S&P Global (S&P Global) released the latest data on Tuesday (24th) showing a moderate slowdown in business activity, mainly due to China’s restrictions on the new crown epidemic, supply chain tensions caused by the Russian-Ukrainian war hindering factory production, and rising prices reduce demand for services .
S&P Global announced that the initial value of the U.S. Markit Manufacturing Purchasing Managers’ Index (PMI) in May was 57.5, a 3-month low, in line with market expectations but lower than April’s 59.2.
The preliminary Markit Composite PMI fell to 53.8 in May, the slowest pace in four months, due to rising inflation pressures, worsening supplier delivery times and weak demand growth.
US May Markit PMI report:
- The initial value of the manufacturing PMI was 57.5, in line with market expectations of 57.5, and the previous value was 59.2, a 3-month low
- The initial value of the service PMI was reported at 53.5, lower than market expectations of 55.2, and the previous value was 55.6, a 4-month low
- The initial value of the comprehensive PMI was reported at 53.8, the previous value was 56
While the latest data on business activity fell short of market expectations, a rise above the 50 line indicates that companies are continuing to expand, in line with the current strong second-quarter economic growth.
U.S. economic growth shrank in the first quarter, dragged down by a record trade deficit, but domestic demand remained strong, with household spending rising and businesses ramping up investment in equipment.
Looking at the details of the data, the production index in May fell to 55.2 from 57.6 in April, mainly due to further shortages of raw materials and delays in supplier deliveries, which also pushed up the index of outstanding orders.

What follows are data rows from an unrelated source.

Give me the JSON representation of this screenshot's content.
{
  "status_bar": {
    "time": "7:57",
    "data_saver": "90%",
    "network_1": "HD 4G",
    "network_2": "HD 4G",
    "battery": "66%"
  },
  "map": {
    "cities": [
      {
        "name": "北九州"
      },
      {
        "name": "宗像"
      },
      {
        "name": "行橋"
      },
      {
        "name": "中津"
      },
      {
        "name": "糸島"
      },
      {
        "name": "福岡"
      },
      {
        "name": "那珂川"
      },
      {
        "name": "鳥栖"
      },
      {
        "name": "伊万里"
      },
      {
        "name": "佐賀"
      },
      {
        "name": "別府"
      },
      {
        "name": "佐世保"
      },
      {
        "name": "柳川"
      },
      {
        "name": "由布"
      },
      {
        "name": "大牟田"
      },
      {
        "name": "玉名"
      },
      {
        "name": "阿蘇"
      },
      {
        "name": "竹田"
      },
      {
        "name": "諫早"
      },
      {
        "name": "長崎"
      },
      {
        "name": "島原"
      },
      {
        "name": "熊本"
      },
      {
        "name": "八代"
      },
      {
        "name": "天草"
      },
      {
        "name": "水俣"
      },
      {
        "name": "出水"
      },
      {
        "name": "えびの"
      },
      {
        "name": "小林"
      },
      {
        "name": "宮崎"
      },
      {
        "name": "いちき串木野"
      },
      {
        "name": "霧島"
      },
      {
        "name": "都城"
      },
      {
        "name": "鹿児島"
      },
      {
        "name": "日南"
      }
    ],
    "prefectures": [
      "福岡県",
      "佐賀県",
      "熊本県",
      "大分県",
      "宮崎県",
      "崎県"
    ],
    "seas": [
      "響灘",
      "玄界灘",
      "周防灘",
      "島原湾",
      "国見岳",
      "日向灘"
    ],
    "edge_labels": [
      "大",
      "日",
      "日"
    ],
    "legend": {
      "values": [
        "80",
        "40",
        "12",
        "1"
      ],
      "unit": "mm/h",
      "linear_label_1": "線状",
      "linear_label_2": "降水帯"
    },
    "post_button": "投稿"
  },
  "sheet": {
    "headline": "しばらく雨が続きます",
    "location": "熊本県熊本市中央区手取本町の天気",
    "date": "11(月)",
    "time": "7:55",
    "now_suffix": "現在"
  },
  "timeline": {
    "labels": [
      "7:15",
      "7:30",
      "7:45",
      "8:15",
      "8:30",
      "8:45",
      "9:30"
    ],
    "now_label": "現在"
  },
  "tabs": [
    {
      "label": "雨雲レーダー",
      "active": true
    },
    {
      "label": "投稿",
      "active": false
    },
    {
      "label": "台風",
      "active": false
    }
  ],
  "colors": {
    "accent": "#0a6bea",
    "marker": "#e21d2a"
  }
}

The price index rose to 84.9 in May from 81.9 in April, a sign that factories are ramping up hiring. In addition, China’s anti-epidemic policy, which shut down its largest financial center, Shanghai, also affected U.S. factory business activities.
S&P Global Market Intelligence analyst Chris Williamson said business reports showed demand was under pressure due to overhead costs, rising interest rates and concerns regarding a broader economic slowdown.